18 or 13.   Further testing and genetic counseling may be appropriate. Trisomy 18 or 13 needs to be presented accurately to parents and include the fact that some babies survive beyond one year.  Parents need to know that these babies respond to comforting, and that with time, their baby will come to know his/her primary caregiver(s) and will begin to enjoy attention. The specific problems of their infant should be discussed with the parents and, if appropriate, referrals made to specialists as needed.  It is crucial for parents to be a part of deciding what is in the best interest of their child and to have their views respected.  Some parents use intervention with the hope of alleviating problems.  Others choose a more watchful care consisting of love, comfort and waiting.  SOFT also has members who decided to terminate their pregnancy.  The supportive professional can make a significant difference in the lives of these babies and their parents, and families do treasure those professionals who attempt to be their support.

Help parents find a support group such as SOFT. Suggest parents contact social services about qualifications for Medicaid and also to ask about the Medicaid waiver programs for those who do not ordinarily qualify for regular Medicaid.  Encourage parents to find and use respite services and inform them about Hospice as a source of help. Some parents are reluctant to become involved with social services or to ask for help but care of these children requires large amounts of time and energy.  A reliable source of regular help will make a parent's life easier. 

 RECOMMENDED MEDICAL CARE

 John Carey, M.D., annual SOFT conference information.

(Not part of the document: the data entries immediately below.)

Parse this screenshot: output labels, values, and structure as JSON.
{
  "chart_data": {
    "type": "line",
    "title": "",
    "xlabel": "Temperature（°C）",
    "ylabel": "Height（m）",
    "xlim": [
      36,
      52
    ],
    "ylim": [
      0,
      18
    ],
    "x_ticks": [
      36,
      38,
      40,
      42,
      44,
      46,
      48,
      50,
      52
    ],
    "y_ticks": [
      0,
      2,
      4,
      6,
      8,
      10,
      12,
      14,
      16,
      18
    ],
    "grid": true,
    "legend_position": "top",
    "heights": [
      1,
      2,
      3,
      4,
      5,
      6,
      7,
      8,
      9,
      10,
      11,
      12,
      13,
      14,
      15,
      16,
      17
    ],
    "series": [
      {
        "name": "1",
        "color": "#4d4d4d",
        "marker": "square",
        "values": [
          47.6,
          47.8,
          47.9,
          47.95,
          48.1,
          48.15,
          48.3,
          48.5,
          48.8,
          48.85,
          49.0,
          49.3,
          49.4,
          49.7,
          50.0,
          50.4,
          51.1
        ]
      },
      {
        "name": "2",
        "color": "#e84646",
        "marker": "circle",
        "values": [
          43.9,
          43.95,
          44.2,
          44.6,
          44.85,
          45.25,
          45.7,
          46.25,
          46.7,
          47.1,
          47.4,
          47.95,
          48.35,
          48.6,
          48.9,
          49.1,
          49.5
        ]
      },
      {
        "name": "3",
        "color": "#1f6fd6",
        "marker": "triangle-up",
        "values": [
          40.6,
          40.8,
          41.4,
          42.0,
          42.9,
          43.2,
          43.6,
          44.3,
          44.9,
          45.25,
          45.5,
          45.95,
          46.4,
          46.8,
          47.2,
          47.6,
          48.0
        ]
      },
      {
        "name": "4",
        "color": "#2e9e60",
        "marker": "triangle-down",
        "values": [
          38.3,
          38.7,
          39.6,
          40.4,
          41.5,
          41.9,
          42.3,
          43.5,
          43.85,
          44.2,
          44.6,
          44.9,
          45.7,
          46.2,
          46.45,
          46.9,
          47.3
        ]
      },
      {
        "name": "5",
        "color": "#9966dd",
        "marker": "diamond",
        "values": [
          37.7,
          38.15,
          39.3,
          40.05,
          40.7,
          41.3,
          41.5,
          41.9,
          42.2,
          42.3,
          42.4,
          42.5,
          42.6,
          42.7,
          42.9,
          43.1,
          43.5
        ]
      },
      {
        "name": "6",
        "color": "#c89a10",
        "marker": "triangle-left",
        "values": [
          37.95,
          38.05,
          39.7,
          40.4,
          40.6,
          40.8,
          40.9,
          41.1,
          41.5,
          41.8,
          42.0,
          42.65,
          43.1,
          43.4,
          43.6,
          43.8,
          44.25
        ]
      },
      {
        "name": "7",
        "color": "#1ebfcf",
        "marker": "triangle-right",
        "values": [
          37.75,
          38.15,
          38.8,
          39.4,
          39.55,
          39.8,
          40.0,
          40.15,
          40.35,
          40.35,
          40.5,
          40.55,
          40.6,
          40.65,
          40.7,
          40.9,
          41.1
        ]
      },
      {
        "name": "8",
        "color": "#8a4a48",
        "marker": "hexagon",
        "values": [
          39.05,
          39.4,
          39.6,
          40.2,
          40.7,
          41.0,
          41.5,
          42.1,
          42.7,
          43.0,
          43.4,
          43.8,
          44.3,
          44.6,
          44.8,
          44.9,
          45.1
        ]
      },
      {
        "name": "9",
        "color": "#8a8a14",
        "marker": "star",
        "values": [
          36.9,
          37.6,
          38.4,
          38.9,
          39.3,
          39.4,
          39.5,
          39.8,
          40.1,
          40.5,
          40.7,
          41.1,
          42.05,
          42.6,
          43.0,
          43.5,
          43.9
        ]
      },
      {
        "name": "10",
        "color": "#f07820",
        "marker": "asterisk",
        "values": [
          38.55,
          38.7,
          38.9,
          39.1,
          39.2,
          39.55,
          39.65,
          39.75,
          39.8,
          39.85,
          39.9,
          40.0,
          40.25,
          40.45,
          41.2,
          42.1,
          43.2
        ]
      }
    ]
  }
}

  • Children with trisomy 18 or 13 should receive the same care that all babies/children receive. Treat their problems according to the degree of involvement and what is in the best interest of the child.
  • Cardiac evaluation is indicated for the infant with trisomy 18 or 13.  It will guide other professionals in caring for your child.   Give antibiotics prior to dental procedures for those with cardiac problems.
  • Immunizations: The American Academy of Pediatrics has firm recommendations for children with neurological problems.  Your child's doctor should refer to the AAP recommendations for immunizations.     
  • In children with trisomy 18, abdominal ultrasound including kidney and liver are indicated after ten months of age with a recheck every six months in accordance with your doctor.  The ultrasound should be performed in a laboratory familiar with the development of Wilms tumor (kidney cancer) and hepatoblastoma (liver cancer).
  • Hearing evaluations should be done by six to eight months of age in babies with trisomy 18 or 13.
  • Vision evaluations are indicated at a few weeks of age in infants with trisomy 13 and for the infant with trisomy 18 are indicated when appropriate.
  • Follow older children for the development of scoliosis (curvature of the spine) and refer for dental care.
  • If appropriate, refer to early intervention, therapies and social services as needed.